One index is instantiated and shared by all streams managed by the Mirabelle configuration file.

Streams instantiated by the API have their own index, per stream.

How to push events into the index

(stream
  {:name :bar :default true}
  (where [:= :service "bar"]
    (index [:host :service])))

In this example, all events with :service “bar” will be added to the index. They will be indexed by their :host and :service key.

For example, if these two events {:host "foo" :service "bar" :time 1 :ttl 60} and {:host "mirabelle" :service "bar" :time 1 :ttl 60} arrive in the system, the index would contain two keys:

{:host "foo" :service "bar"} -> {:host "foo" :service "bar" :time 1 :ttl 60} {:host "mirabelle" :service "bar"} -> {:host "mirabelle" :service "bar" :time 1 :ttl 60}

If a new event arrives for an already existing key, the old key is overrided.

You can have multiple calls to index in Mirabelle, and index events based on the fields you want.

Expiration

In Mirabelle, events have a :time (when the event was generated) and optionally a TTL. The default TTL for events in the index is 120 (in seconds). You could also add another default TTL using the with stream.

For example, an event with :time 1 and :ttl 120 would be expired at time 122.

Expiration is important. First, a lot of streams which work on windows of events will remove expired events automatically. Indeed, if you use for example coalesce, you don’t want to keep forever the latest event for a host which does not emit anymore. When the event is expired, it’s removed from the action.

Expiration can also be used to detect services which stopped emitting.

Indeed, if an event stored in the index is expired, it will be reinjected into the stream with :state "expired". You could then catch it with something like:

(expired
  (error))

By forwarding expired events into dedicated actions, you can for example trigger alerts based on that.

In order to trigger event expiration from events stored into the index, we should use the reaper action. All streams in Riemann are using the events clocks to trigger side effects, and the reaper action will update the index clock if needed, trigger events expiration, and then reinject the events into streams:

(reaper)
(reaper :custom-stream)

By default, events are reinjected into the :default stream. You can also pass a stream name to the reaper action in order to reinject events into another stream.
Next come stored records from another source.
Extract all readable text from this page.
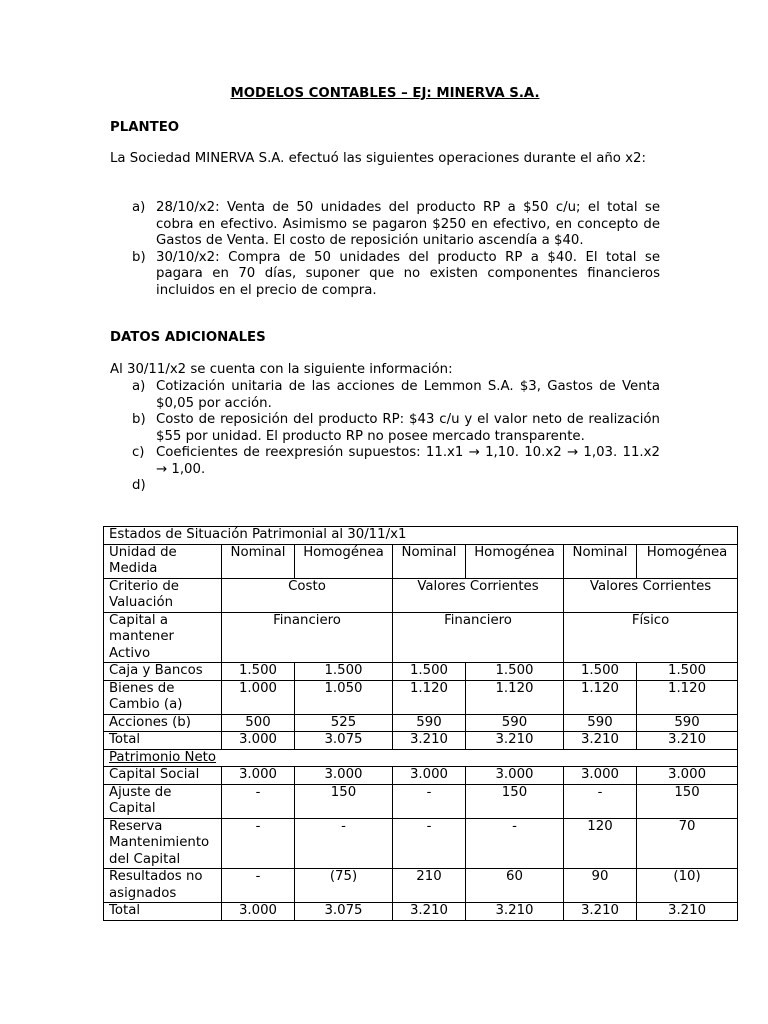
MODELOS CONTABLES – EJ: MINERVA S.A.
PLANTEO
La Sociedad MINERVA S.A. efectuó las siguientes operaciones durante el año x2:
a) 28/10/x2: Venta de 50 unidades del producto RP a $50 c/u; el total se cobra en efectivo. Asimismo se pagaron $250 en efectivo, en concepto de Gastos de Venta. El costo de reposición unitario ascendía a $40.
b) 30/10/x2: Compra de 50 unidades del producto RP a $40. El total se pagara en 70 días, suponer que no existen componentes financieros incluidos en el precio de compra.
DATOS ADICIONALES
Al 30/11/x2 se cuenta con la siguiente información:
a) Cotización unitaria de las acciones de Lemmon S.A. $3, Gastos de Venta $0,05 por acción.
b) Costo de reposición del producto RP: $43 c/u y el valor neto de realización $55 por unidad. El producto RP no posee mercado transparente.
c) Coeficientes de reexpresión supuestos: 11.x1 → 1,10. 10.x2 → 1,03. 11.x2 → 1,00.
d)
Estados de Situación Patrimonial al 30/11/x1						
Unidad de Medida	Nominal	Homogénea	Nominal	Homogénea	Nominal	Homogénea
Criterio de Valuación	Costo		Valores Corrientes		Valores Corrientes	
Capital a mantener Activo	Financiero		Financiero		Físico	
Caja y Bancos	1.500	1.500	1.500	1.500	1.500	1.500
Bienes de Cambio (a)	1.000	1.050	1.120	1.120	1.120	1.120
Acciones (b)	500	525	590	590	590	590
Total	3.000	3.075	3.210	3.210	3.210	3.210
Patrimonio Neto						
Capital Social	3.000	3.000	3.000	3.000	3.000	3.000
Ajuste de Capital	-	150	-	150	-	150
Reserva Mantenimiento del Capital	-	-	-	-	120	70
Resultados no asignados	-	(75)	210	60	90	(10)
Total	3.000	3.075	3.210	3.210	3.210	3.210
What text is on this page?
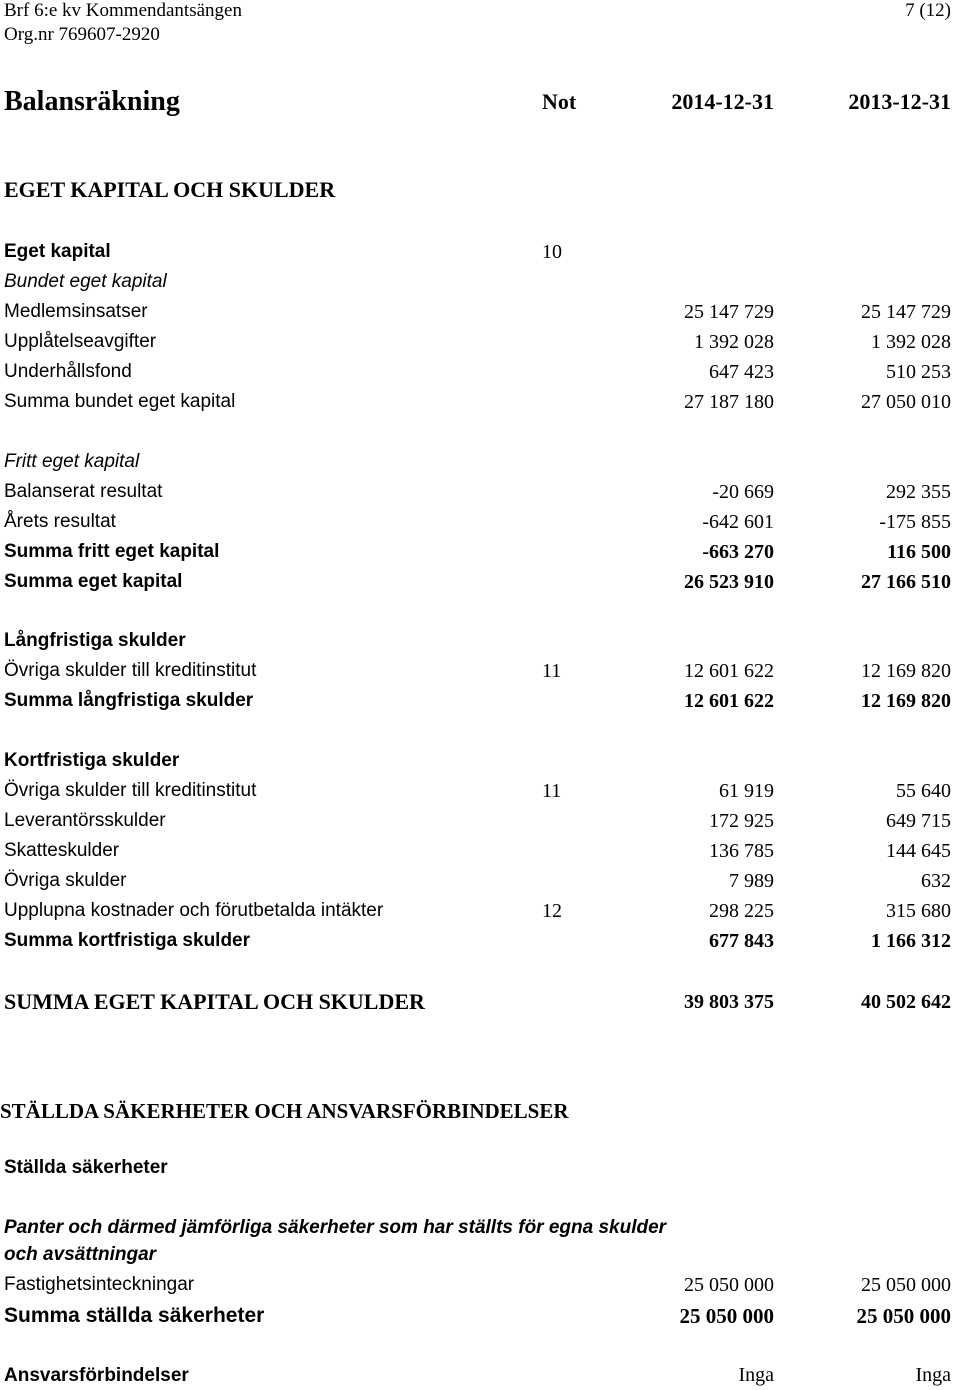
Brf 6:e kv Kommendantsängen	7 (12)
Org.nr 769607-2920
Balansräkning	Not	2014-12-31	2013-12-31
EGET KAPITAL OCH SKULDER
Eget kapital	10
Bundet eget kapital
Medlemsinsatser	25 147 729	25 147 729
Upplåtelseavgifter	1 392 028	1 392 028
Underhållsfond	647 423	510 253
Summa bundet eget kapital	27 187 180	27 050 010
Fritt eget kapital
Balanserat resultat	-20 669	292 355
Årets resultat	-642 601	-175 855
Summa fritt eget kapital	-663 270	116 500
Summa eget kapital	26 523 910	27 166 510
Långfristiga skulder
Övriga skulder till kreditinstitut	11	12 601 622	12 169 820
Summa långfristiga skulder	12 601 622	12 169 820
Kortfristiga skulder
Övriga skulder till kreditinstitut	11	61 919	55 640
Leverantörsskulder	172 925	649 715
Skatteskulder	136 785	144 645
Övriga skulder	7 989	632
Upplupna kostnader och förutbetalda intäkter	12	298 225	315 680
Summa kortfristiga skulder	677 843	1 166 312
SUMMA EGET KAPITAL OCH SKULDER	39 803 375	40 502 642
STÄLLDA SÄKERHETER OCH ANSVARSFÖRBINDELSER
Ställda säkerheter
Panter och därmed jämförliga säkerheter som har ställts för egna skulder och avsättningar
Fastighetsinteckningar	25 050 000	25 050 000
Summa ställda säkerheter	25 050 000	25 050 000
Ansvarsförbindelser	Inga	Inga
I recommand you to not call forward all events to the reaper (it will impact performances). Instead, identify a couple of events arriving regularly, and forward them to the reaper in order to update the index clock.

Queries

You can query the events stored into the index. The query should be a valid where clause in base64. For example [:and [:> :metric 10] [:= :service "bar"]] would be WzphbmQgWzo+IDptZXRyaWMgMTBdIFs6PSA6c2VydmljZSAiYmFyIl1d.

You can send queries using the Mirabelle (or Riemann) TCP clients, or using the HTTP API.